Вот живут же мудрые греки — Епифаний Славинецкий, Паисий Лигарид, Симеон Полоцкий и другие, довольствуясь властью над душами. И это есть главная власть!
Он же не понял. Не хотел понимать. Высоко поднялся и не захотел слезать. Стаскивать начали. Стащили! И вот, в сундуке окованном, ровно гроб сионский, лежит его власть.
Стоит надеть облачение — и все падут ниц. Он над сим размышлял.
Нет, рано. Не пришел еще день — день его торжества. Надо выждать.

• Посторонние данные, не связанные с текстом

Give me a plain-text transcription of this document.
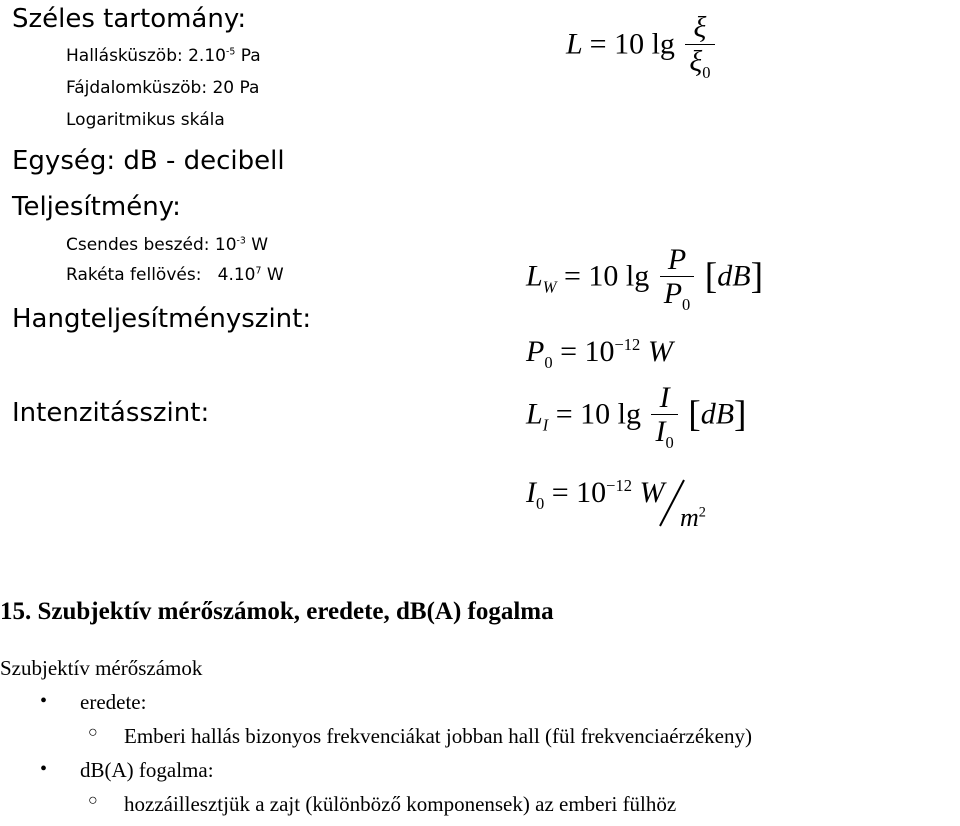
Széles tartomány:
Hallásküszöb: $2.10^{-5}$ Pa
Fájdalomküszöb: 20 Pa
Logaritmikus skála
Egység: dB - decibell
Teljesítmény:
Csendes beszéd: $10^{-3}$ W
Rakéta fellövés:   4.10$^7$ W
Hangteljesítményszint:
Intenzitásszint:
L = 10 $\lg \frac{\xi}{\xi_0}$
$L_W = 10$ $\lg \frac{P}{P_0} [dB]$
$P_0 = 10^{-12}$ W
$L_I = 10$ $\lg \frac{I}{I_0} [dB]$
$I_0 = 10^{-12}$ W
$m^2$
15. Szubjektív mérőszámok, eredete, dB(A) fogalma
Szubjektív mérőszámok
• eredete:
○ Emberi hallás bizonyos frekvenciákat jobban hall (fül frekvenciaérzékeny)
• dB(A) fogalma:
○ hozzáillesztjük a zajt (különböző komponensek) az emberi fülhöz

Царю — покаяние, грамоту просительную, повинную. Царь добр. Повелел монастырским всяческие чинить ему, Никону, послабления. Видно, хочет примирения.
Я-то вот намедни не выдержал да послал ему грамотку дерзкую. С его, царя, винами, за службу верную, за моленья усердные. Он — слуга Божий, а царевы слуги помельче…
Да, так и написал — помельче, а я возвышен Богом за истовые моления царю и всему великокняжескому семейству. Достоинство патриарха надобно блюсти и царю и великому государю.
Ответа не дождался.
Вот он, сундук окованный, надежный, с замками потаенными. Ждет. Золотое шитье. Посохи, жезлы, клобуки и мантии — все греческое. Греки околдовали русского мужика. Ввел греческие амвоны, греческие церковные напевы…
Царь чествовал грузинского царевича Теймураза. За пиршественным столом место патриарха оставалось пусто. Духовник Вонифатьев благословил яства и пития.